🦋9

835 88 39
                                    

Keyifli okumalar dilerim ❤️

Bölüm şarkısı: Emir Can İğrek/ Defoluyorum.

Medya: Umay Aktanlar
___________________________________

Zaman kavramı kimine göre hızlı geçiyordu, kimine göre ise geçmeyen bir baş belasıydı.

Ben her zaman ilkini savunmuş, bunun arkasından gitmiştim.

Çiçek çocuğa kadar, zaman o kadar geçmiyordu ki ne yapmam gerektiğini bile bilmiyordum.

O kadar aptaldım ki üç gündür sürekli sahafa gidiyordum fakat gel gör ki o asla gelmiyordu, ben gittiğimle kalıyordum.

"Orkide artık kahvaltıya gelecek misin?" dediğini duydum Ateş'in. Derin bir nefes aldım, aç hissetmiyordum. Onları görmekte istemiyordum. Öyle iki gün önce geldiklerinde çok mutlu olmuştum, bir sebep yokken onlarla yaşamak istemediğimi düşünüyordum.

Onlar aileydi, ben ise duvara sonradan çakılmış bir resim...

Kapım çalındı, gözlerimi kapadım sıkıca. Belki biraz yalnız kalmalıydım..

Abilerime güvenmiyordum, bilmiyorum ben kendi abimden bir piyon olduğumu duymuştum.

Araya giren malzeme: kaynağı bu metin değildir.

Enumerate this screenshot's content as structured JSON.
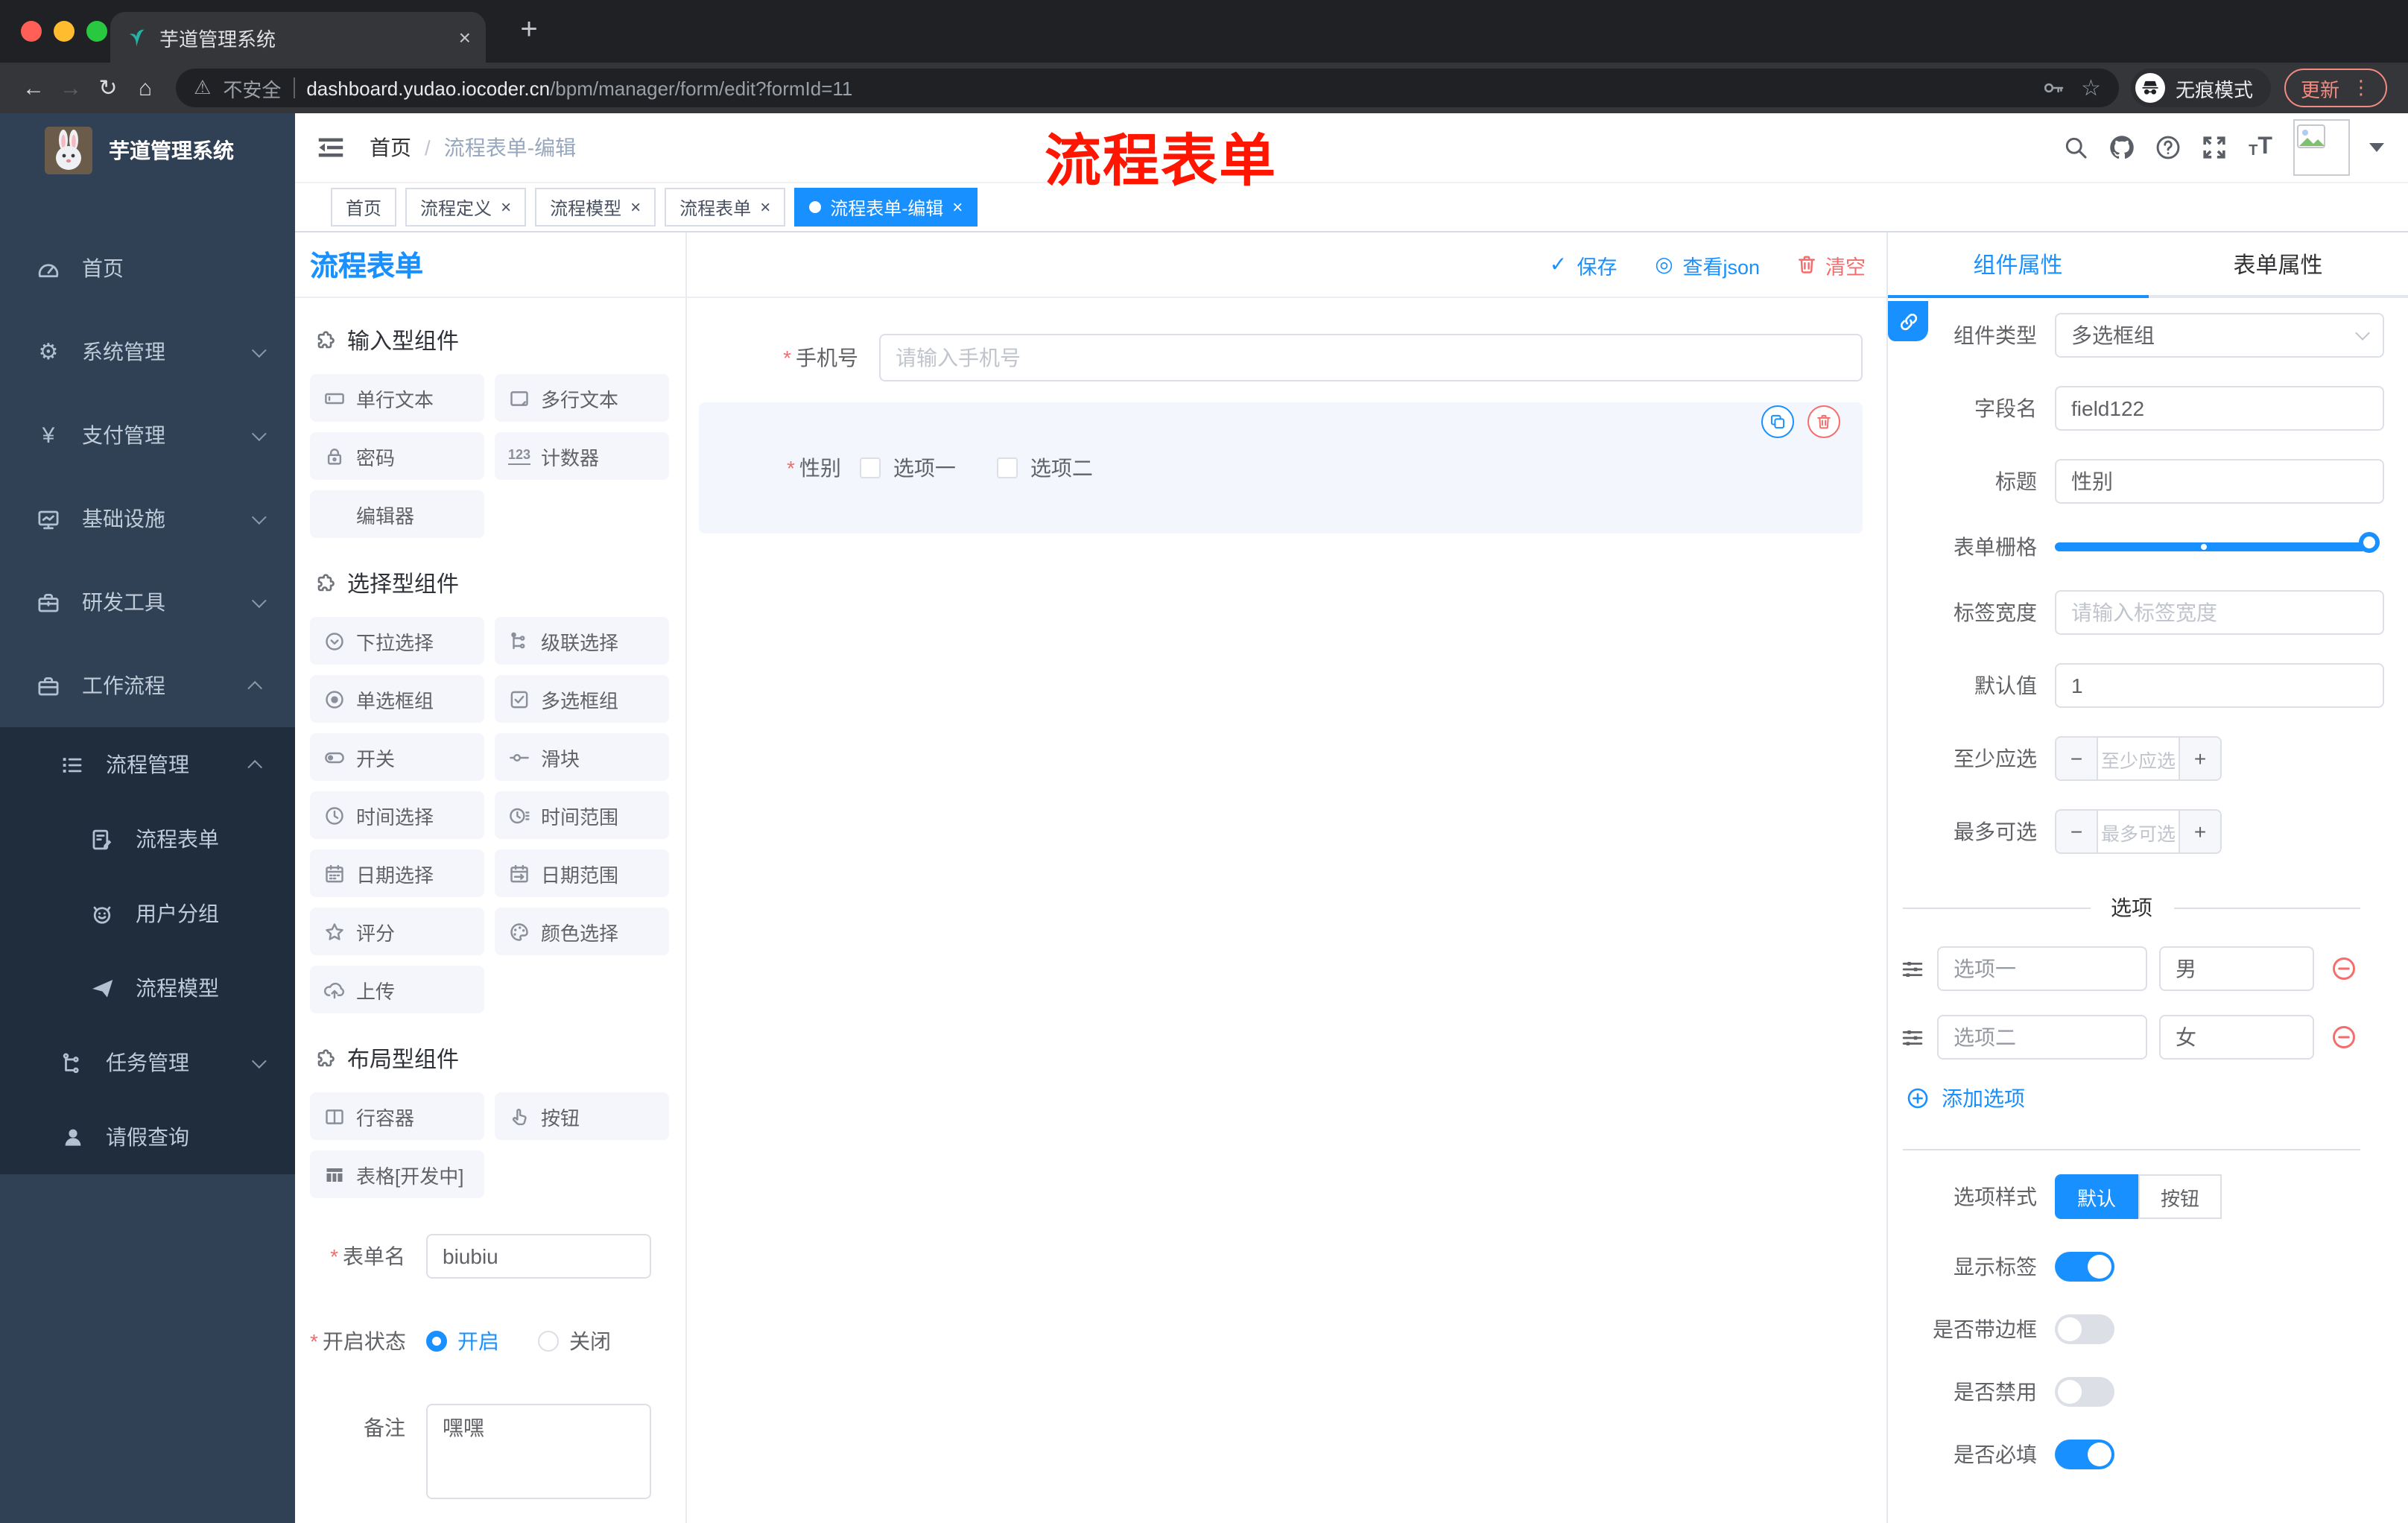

Aslında amacına ulaşmıştı, annem gitmişti, onları bıraktığı gibi beni bırakmıştı. Ben kimsesiz kalmıştım. Belki bu yüzden onları istemiyordum.

"Orkide içeriye giriyorum" dedi Ateş, arkamı döndüm. Gözlerim doluydu, biraz daha sıksam akacaktı acılarım bir bir...

Kapının açılma sesini duydum, ardından parke zeminde yankılanan tok adım seslerini.

Yatağımın ucuna kadar geldi, ben hâlâ gözlerimi kapatmıştım. "Uyumuyorsun, biliyorum. Bir sorun mu var?" dedi. Vardı, siz sorununsunuz. Ben sandım ki üstesinden gelirim, ben sandım ki umursamazsam biter, ben sandım ki gözlerimi kapatsam geçer.

Hiçbiri olmamıştı...

"Orkide, bir şey mi söyledik sana?" dedi Ateş, yavaş yavaş açtım gözlerimi. Bana bakıyordu, katran karası gözlerin yüzüme dikmişti.. "Bir şey mi duydun?" demişti, duymam mı gerekiyordu?

"Orkide, iyi misin?" dedi Ateş, konuşmak istemiyordum, doğru ya ben zaten dilsizdim... Gitsindi olmaz mıydı?

Ellerini belime doladı, beni oturur konuma getirmiştir. "Neden yüzüme bakmıyorsun?" dedi, bakmak istemiyorum çünkü.
"Hasta mısın?" derken eli çoktan alnımı bulmuştu ve muhtemelen ateşime bakıyordu. "Ateşin de yok, hastaneye gitmemizi ister misin?" dediğinde ben artık onun sorularından bunalmıştım. Ellerini itekledim. "Orkide?" demişti.

"Aç değilim, dışarıya çıkmak istiyorum" demiştim. Ateş şaşkın bir ifadeyle bakıyordu yüzüme. Başını salladı"Eray abine haber veririm güzelim, kahvaltıyı dışarıda mı yapacaksın?" dedi. Başımı salladım.

Ateş odadan çıkarken ben de yataktan kalkmıştım. Gardropun önüne gitmiştim. Tatsız anılar canlanıyordu zihnimde. Anıların acı tadı ağzımdaydı hâlâ.
Beyaz, boğazlı kazağı alıp üzerime geçirdim. Altına siyah bol paça pantolon giyindim. Boğazlı kazağı pantolonun içine vererek komodinin üzerindeki gözlüğümü taktım. Tepede topuz olan saçlarımı açarak bir süre ne yapsam diye düşündüm. En son sıkı bir topuzda karar kılıp uzun küpeleri taktım kulaklarıma. Beyaz botlarımıda ayağıma geçirip bez çantamı aldım. İçine cüzdanımı, bir kitap kalemler ve defter koydum.

Sınavı salmıştım son üç gündür. Ne dershaneye gidiyordum ne de ders çalışıyordum, yaptığım tek şey uyumaktı fakat kendime gelmek zorundaydım.